When I have discussed this project with people of various backgrounds—male, female, gay, straight, highly formally educated, less formally educated, from large families, from smaller ones—one response nearly and quite literally inevitably comes up: “I used to watch [fill in soap name] with [fill in family member’s or friend’s name].” There is a multigenerational/pair/group viewing of soaps and its power.. Both the more casual viewer and the more dedicated fan very often are turned on to soaps by family members and friends. Frequently this person is a mother or grandmother, adding a maternal aspect to the comfort soaps often provide people, an aspect of soap viewership Spence writes of extensively (152). She writes of the psychological boon soaps often provide people with, particularly the soap fans she interviewed for the study she conducted and recounts in detail in her book, and comfort was a recurring theme in her interviews.

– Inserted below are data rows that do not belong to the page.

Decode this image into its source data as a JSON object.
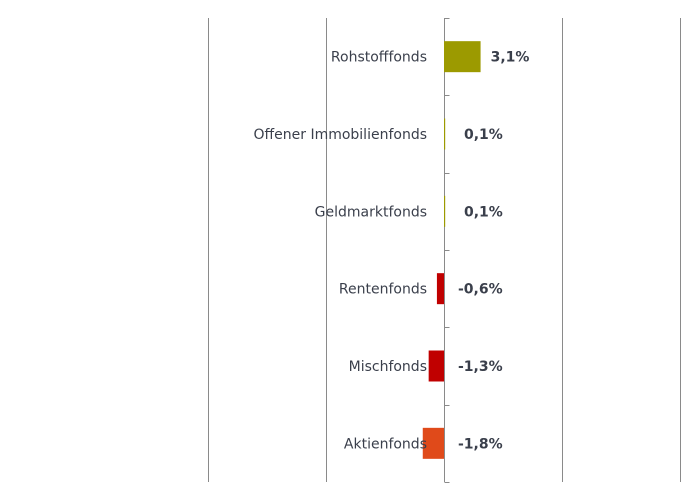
{
  "chart_data": {
    "type": "bar",
    "orientation": "horizontal",
    "categories": [
      "Rohstofffonds",
      "Offener Immobilienfonds",
      "Geldmarktfonds",
      "Rentenfonds",
      "Mischfonds",
      "Aktienfonds"
    ],
    "values": [
      3.1,
      0.1,
      0.1,
      -0.6,
      -1.3,
      -1.8
    ],
    "value_labels": [
      "3,1%",
      "0,1%",
      "0,1%",
      "-0,6%",
      "-1,3%",
      "-1,8%"
    ],
    "colors": [
      "#9c9a00",
      "#9c9a00",
      "#9c9a00",
      "#c00000",
      "#c00000",
      "#e04a1a"
    ],
    "xlim": [
      -20,
      20
    ],
    "gridlines_x": [
      -20,
      -10,
      10,
      20
    ],
    "grid": true,
    "legend": "none",
    "title": "",
    "xlabel": "",
    "ylabel": ""
  }
}
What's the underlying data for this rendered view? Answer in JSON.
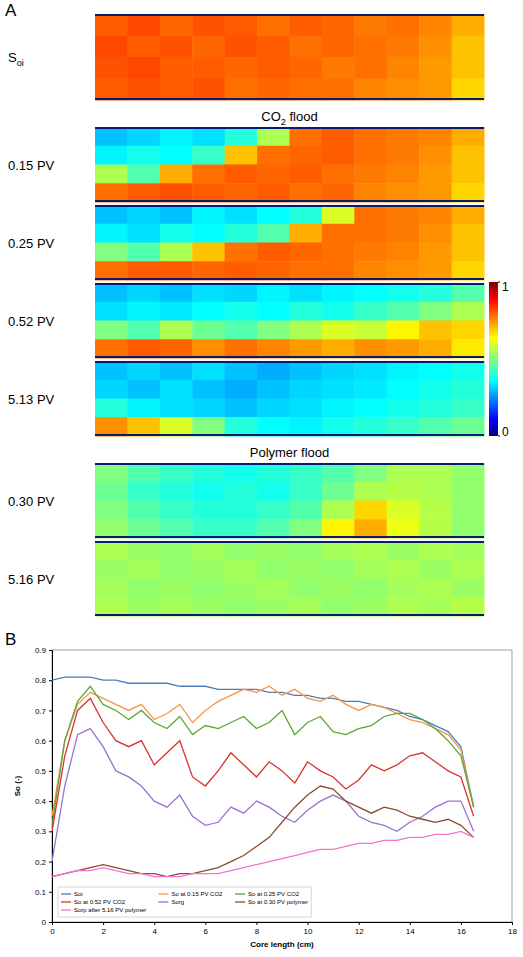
{
  "chart_data": [
    {
      "type": "heatmap",
      "panel_label": "A",
      "colorbar": {
        "range": [
          0,
          1
        ],
        "ticks": [
          0,
          1
        ]
      },
      "groups": [
        {
          "maps": [
            {
              "label": [
                {
                  "text": "S"
                },
                {
                  "text": "oi",
                  "sub": true
                }
              ],
              "cells": [
                [
                  0.8,
                  0.82,
                  0.79,
                  0.81,
                  0.8,
                  0.78,
                  0.8,
                  0.79,
                  0.77,
                  0.78,
                  0.76,
                  0.72
                ],
                [
                  0.82,
                  0.8,
                  0.81,
                  0.79,
                  0.81,
                  0.8,
                  0.78,
                  0.79,
                  0.78,
                  0.77,
                  0.75,
                  0.7
                ],
                [
                  0.81,
                  0.82,
                  0.8,
                  0.8,
                  0.79,
                  0.8,
                  0.79,
                  0.77,
                  0.78,
                  0.76,
                  0.74,
                  0.7
                ],
                [
                  0.8,
                  0.81,
                  0.8,
                  0.81,
                  0.78,
                  0.79,
                  0.78,
                  0.78,
                  0.76,
                  0.75,
                  0.74,
                  0.68
                ]
              ]
            }
          ]
        },
        {
          "title": [
            {
              "text": "CO"
            },
            {
              "text": "2",
              "sub": true
            },
            {
              "text": " flood"
            }
          ],
          "maps": [
            {
              "label": [
                {
                  "text": "0.15 PV"
                }
              ],
              "cells": [
                [
                  0.3,
                  0.32,
                  0.35,
                  0.33,
                  0.4,
                  0.55,
                  0.78,
                  0.8,
                  0.78,
                  0.77,
                  0.76,
                  0.72
                ],
                [
                  0.35,
                  0.38,
                  0.36,
                  0.42,
                  0.7,
                  0.78,
                  0.79,
                  0.8,
                  0.78,
                  0.77,
                  0.75,
                  0.7
                ],
                [
                  0.55,
                  0.45,
                  0.72,
                  0.78,
                  0.8,
                  0.79,
                  0.8,
                  0.78,
                  0.77,
                  0.76,
                  0.74,
                  0.7
                ],
                [
                  0.78,
                  0.8,
                  0.81,
                  0.8,
                  0.79,
                  0.8,
                  0.78,
                  0.79,
                  0.76,
                  0.75,
                  0.74,
                  0.68
                ]
              ]
            },
            {
              "label": [
                {
                  "text": "0.25 PV"
                }
              ],
              "cells": [
                [
                  0.3,
                  0.32,
                  0.3,
                  0.35,
                  0.33,
                  0.36,
                  0.4,
                  0.6,
                  0.78,
                  0.77,
                  0.76,
                  0.72
                ],
                [
                  0.35,
                  0.33,
                  0.38,
                  0.36,
                  0.4,
                  0.45,
                  0.72,
                  0.78,
                  0.78,
                  0.77,
                  0.75,
                  0.7
                ],
                [
                  0.5,
                  0.45,
                  0.55,
                  0.7,
                  0.78,
                  0.8,
                  0.79,
                  0.78,
                  0.77,
                  0.76,
                  0.74,
                  0.7
                ],
                [
                  0.78,
                  0.8,
                  0.8,
                  0.79,
                  0.8,
                  0.79,
                  0.78,
                  0.78,
                  0.76,
                  0.75,
                  0.74,
                  0.68
                ]
              ]
            },
            {
              "label": [
                {
                  "text": "0.52 PV"
                }
              ],
              "cells": [
                [
                  0.3,
                  0.32,
                  0.3,
                  0.33,
                  0.32,
                  0.35,
                  0.33,
                  0.35,
                  0.36,
                  0.38,
                  0.4,
                  0.45
                ],
                [
                  0.33,
                  0.35,
                  0.34,
                  0.36,
                  0.38,
                  0.36,
                  0.4,
                  0.38,
                  0.42,
                  0.45,
                  0.5,
                  0.55
                ],
                [
                  0.5,
                  0.45,
                  0.55,
                  0.48,
                  0.45,
                  0.5,
                  0.55,
                  0.6,
                  0.58,
                  0.65,
                  0.7,
                  0.68
                ],
                [
                  0.78,
                  0.8,
                  0.79,
                  0.75,
                  0.78,
                  0.76,
                  0.74,
                  0.72,
                  0.75,
                  0.74,
                  0.72,
                  0.66
                ]
              ]
            },
            {
              "label": [
                {
                  "text": "5.13 PV"
                }
              ],
              "cells": [
                [
                  0.3,
                  0.32,
                  0.3,
                  0.33,
                  0.3,
                  0.28,
                  0.3,
                  0.32,
                  0.33,
                  0.35,
                  0.36,
                  0.38
                ],
                [
                  0.32,
                  0.3,
                  0.33,
                  0.3,
                  0.28,
                  0.3,
                  0.32,
                  0.33,
                  0.34,
                  0.36,
                  0.38,
                  0.4
                ],
                [
                  0.4,
                  0.35,
                  0.33,
                  0.32,
                  0.3,
                  0.32,
                  0.33,
                  0.35,
                  0.36,
                  0.38,
                  0.4,
                  0.42
                ],
                [
                  0.75,
                  0.7,
                  0.6,
                  0.5,
                  0.4,
                  0.36,
                  0.35,
                  0.38,
                  0.4,
                  0.42,
                  0.45,
                  0.48
                ]
              ]
            }
          ]
        },
        {
          "title": [
            {
              "text": "Polymer flood"
            }
          ],
          "maps": [
            {
              "label": [
                {
                  "text": "0.30 PV"
                }
              ],
              "cells": [
                [
                  0.5,
                  0.45,
                  0.42,
                  0.4,
                  0.38,
                  0.4,
                  0.42,
                  0.45,
                  0.5,
                  0.55,
                  0.55,
                  0.52
                ],
                [
                  0.48,
                  0.42,
                  0.4,
                  0.38,
                  0.4,
                  0.38,
                  0.42,
                  0.48,
                  0.55,
                  0.56,
                  0.55,
                  0.52
                ],
                [
                  0.5,
                  0.45,
                  0.42,
                  0.4,
                  0.4,
                  0.42,
                  0.45,
                  0.55,
                  0.68,
                  0.6,
                  0.56,
                  0.52
                ],
                [
                  0.52,
                  0.48,
                  0.45,
                  0.42,
                  0.42,
                  0.45,
                  0.5,
                  0.65,
                  0.72,
                  0.62,
                  0.56,
                  0.52
                ]
              ]
            },
            {
              "label": [
                {
                  "text": "5.16 PV"
                }
              ],
              "cells": [
                [
                  0.55,
                  0.53,
                  0.52,
                  0.54,
                  0.52,
                  0.53,
                  0.52,
                  0.54,
                  0.55,
                  0.53,
                  0.55,
                  0.54
                ],
                [
                  0.53,
                  0.54,
                  0.52,
                  0.53,
                  0.54,
                  0.52,
                  0.53,
                  0.52,
                  0.54,
                  0.55,
                  0.53,
                  0.55
                ],
                [
                  0.54,
                  0.52,
                  0.53,
                  0.52,
                  0.53,
                  0.54,
                  0.52,
                  0.53,
                  0.52,
                  0.54,
                  0.55,
                  0.53
                ],
                [
                  0.55,
                  0.53,
                  0.54,
                  0.53,
                  0.52,
                  0.53,
                  0.54,
                  0.52,
                  0.53,
                  0.55,
                  0.54,
                  0.56
                ]
              ]
            }
          ]
        }
      ]
    },
    {
      "type": "line",
      "panel_label": "B",
      "x_label": "Core length (cm)",
      "y_label": "So (-)",
      "xlim": [
        0,
        18
      ],
      "xticks": [
        0,
        2,
        4,
        6,
        8,
        10,
        12,
        14,
        16,
        18
      ],
      "ylim": [
        0,
        0.9
      ],
      "yticks": [
        0,
        0.1,
        0.2,
        0.3,
        0.4,
        0.5,
        0.6,
        0.7,
        0.8,
        0.9
      ],
      "grid": false,
      "legend": "lower left",
      "x": [
        0,
        0.5,
        1,
        1.5,
        2,
        2.5,
        3,
        3.5,
        4,
        4.5,
        5,
        5.5,
        6,
        6.5,
        7,
        7.5,
        8,
        8.5,
        9,
        9.5,
        10,
        10.5,
        11,
        11.5,
        12,
        12.5,
        13,
        13.5,
        14,
        14.5,
        15,
        15.5,
        16,
        16.5
      ],
      "series": [
        {
          "name": "Soi",
          "color": "#4a7ebb",
          "values": [
            0.8,
            0.81,
            0.81,
            0.81,
            0.8,
            0.8,
            0.79,
            0.79,
            0.79,
            0.79,
            0.78,
            0.78,
            0.78,
            0.77,
            0.77,
            0.77,
            0.77,
            0.76,
            0.76,
            0.75,
            0.75,
            0.74,
            0.74,
            0.73,
            0.73,
            0.72,
            0.71,
            0.7,
            0.68,
            0.67,
            0.65,
            0.63,
            0.58,
            0.38
          ]
        },
        {
          "name": "So at 0.15 PV CO2",
          "color": "#f79646",
          "values": [
            0.35,
            0.6,
            0.72,
            0.76,
            0.74,
            0.72,
            0.7,
            0.72,
            0.67,
            0.69,
            0.72,
            0.66,
            0.7,
            0.73,
            0.75,
            0.77,
            0.76,
            0.78,
            0.75,
            0.77,
            0.74,
            0.73,
            0.75,
            0.72,
            0.7,
            0.72,
            0.71,
            0.69,
            0.67,
            0.66,
            0.64,
            0.62,
            0.57,
            0.38
          ]
        },
        {
          "name": "So at 0.25 PV CO2",
          "color": "#5aa832",
          "values": [
            0.32,
            0.6,
            0.73,
            0.78,
            0.72,
            0.7,
            0.67,
            0.7,
            0.66,
            0.64,
            0.68,
            0.62,
            0.65,
            0.64,
            0.66,
            0.68,
            0.64,
            0.66,
            0.7,
            0.62,
            0.66,
            0.68,
            0.63,
            0.62,
            0.64,
            0.65,
            0.68,
            0.69,
            0.69,
            0.67,
            0.64,
            0.6,
            0.55,
            0.38
          ]
        },
        {
          "name": "So at 0.52 PV CO2",
          "color": "#d9322e",
          "values": [
            0.3,
            0.55,
            0.7,
            0.74,
            0.66,
            0.6,
            0.58,
            0.6,
            0.52,
            0.56,
            0.6,
            0.48,
            0.45,
            0.5,
            0.56,
            0.52,
            0.48,
            0.53,
            0.5,
            0.46,
            0.53,
            0.5,
            0.48,
            0.44,
            0.47,
            0.52,
            0.5,
            0.52,
            0.55,
            0.56,
            0.53,
            0.5,
            0.48,
            0.35
          ]
        },
        {
          "name": "Sorg",
          "color": "#9b72cf",
          "values": [
            0.2,
            0.45,
            0.62,
            0.64,
            0.58,
            0.5,
            0.48,
            0.45,
            0.4,
            0.38,
            0.42,
            0.35,
            0.32,
            0.33,
            0.38,
            0.36,
            0.4,
            0.38,
            0.35,
            0.33,
            0.37,
            0.4,
            0.42,
            0.4,
            0.35,
            0.33,
            0.32,
            0.3,
            0.33,
            0.35,
            0.38,
            0.4,
            0.4,
            0.3
          ]
        },
        {
          "name": "So at 0.30 PV polymer",
          "color": "#8c4a2f",
          "values": [
            0.15,
            0.16,
            0.17,
            0.18,
            0.19,
            0.18,
            0.17,
            0.16,
            0.16,
            0.15,
            0.16,
            0.16,
            0.17,
            0.18,
            0.2,
            0.22,
            0.25,
            0.28,
            0.33,
            0.38,
            0.42,
            0.45,
            0.44,
            0.4,
            0.38,
            0.36,
            0.38,
            0.37,
            0.35,
            0.34,
            0.33,
            0.34,
            0.32,
            0.28
          ]
        },
        {
          "name": "Sorp after 5.16 PV polymer",
          "color": "#f472d0",
          "values": [
            0.15,
            0.16,
            0.17,
            0.17,
            0.18,
            0.17,
            0.16,
            0.16,
            0.15,
            0.15,
            0.15,
            0.16,
            0.16,
            0.16,
            0.17,
            0.18,
            0.19,
            0.2,
            0.21,
            0.22,
            0.23,
            0.24,
            0.24,
            0.25,
            0.26,
            0.26,
            0.27,
            0.27,
            0.28,
            0.28,
            0.29,
            0.29,
            0.3,
            0.28
          ]
        }
      ]
    }
  ]
}
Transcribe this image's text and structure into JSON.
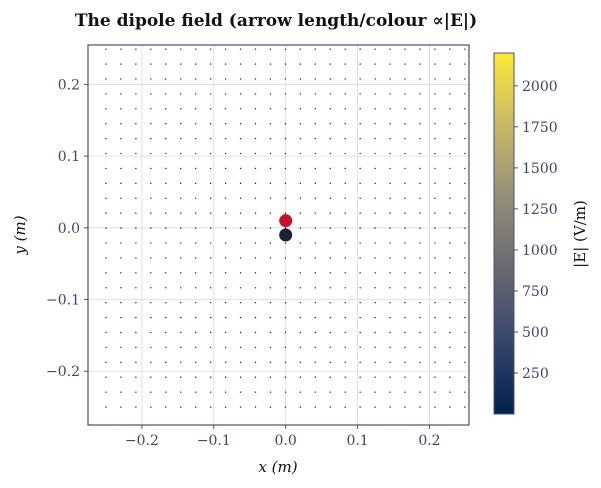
{
  "chart_data": {
    "type": "quiver",
    "title": "The dipole field (arrow length/colour ∝|E|)",
    "xlabel": "x (m)",
    "ylabel": "y (m)",
    "xlim": [
      -0.275,
      0.255
    ],
    "ylim": [
      -0.275,
      0.255
    ],
    "xticks": [
      -0.2,
      -0.1,
      0.0,
      0.1,
      0.2
    ],
    "xtick_labels": [
      "−0.2",
      "−0.1",
      "0.0",
      "0.1",
      "0.2"
    ],
    "yticks": [
      -0.2,
      -0.1,
      0.0,
      0.1,
      0.2
    ],
    "ytick_labels": [
      "−0.2",
      "−0.1",
      "0.0",
      "0.1",
      "0.2"
    ],
    "grid": true,
    "grid_spacing_m": 0.0208,
    "grid_extent_m": [
      -0.25,
      0.25
    ],
    "charges": [
      {
        "name": "positive",
        "x": 0.0,
        "y": 0.01,
        "color": "#c8102e"
      },
      {
        "name": "negative",
        "x": 0.0,
        "y": -0.01,
        "color": "#1c2233"
      }
    ],
    "colorbar": {
      "label": "|E| (V/m)",
      "range": [
        0,
        2200
      ],
      "ticks": [
        250,
        500,
        750,
        1000,
        1250,
        1500,
        1750,
        2000
      ],
      "tick_labels": [
        "250",
        "500",
        "750",
        "1000",
        "1250",
        "1500",
        "1750",
        "2000"
      ],
      "colormap": "cividis",
      "colors": [
        "#00224e",
        "#35456c",
        "#666970",
        "#948e77",
        "#c8b866",
        "#fee838"
      ]
    },
    "clip_max_field": 2200
  }
}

The consecutive (serial) airing and thus viewing of soaps also serves to create deep, if one-sided, bonds between fans and both characters and shows as a whole. Until recently, almost no other medium could boast being on the air five hours a week. Now various digital and online platforms—personal DVR’s, Netflix, Amazon Instant Video, YouTube, and many other websites and viewing platforms, allow for the much more brief but still soap-style watching of any show they have to offer. Also, as soap scholar C. Lee Harrington points out (Ford et. al. 24) cable television channels, such as Lifetime, now devote regular segments of their viewing schedules to daily airings of shows, often ones not considered soaps. As one of many examples, the now-defunct channel SOAPnet, which had been devoted primarily to re-airing episodes of daytime serials both from years past and contemporary ones the same day they aired, included in its daily lineup the hybrid show (a term many in Ford, DeKosnik, and Harrington’s anthology use to identify non-soap shows that borrow heavily from soap storytelling and format.) Take for example, Veronica Mars.” This series originally aired once-a-week, detailing the crime-solving escapades of the title character and was never seen as a soap opera. But when SOAPnet aired it at the same time every day, five-days-a-week, it provided viewers a soap-y phenomena many are drawn to—the ritual and the habit of viewership.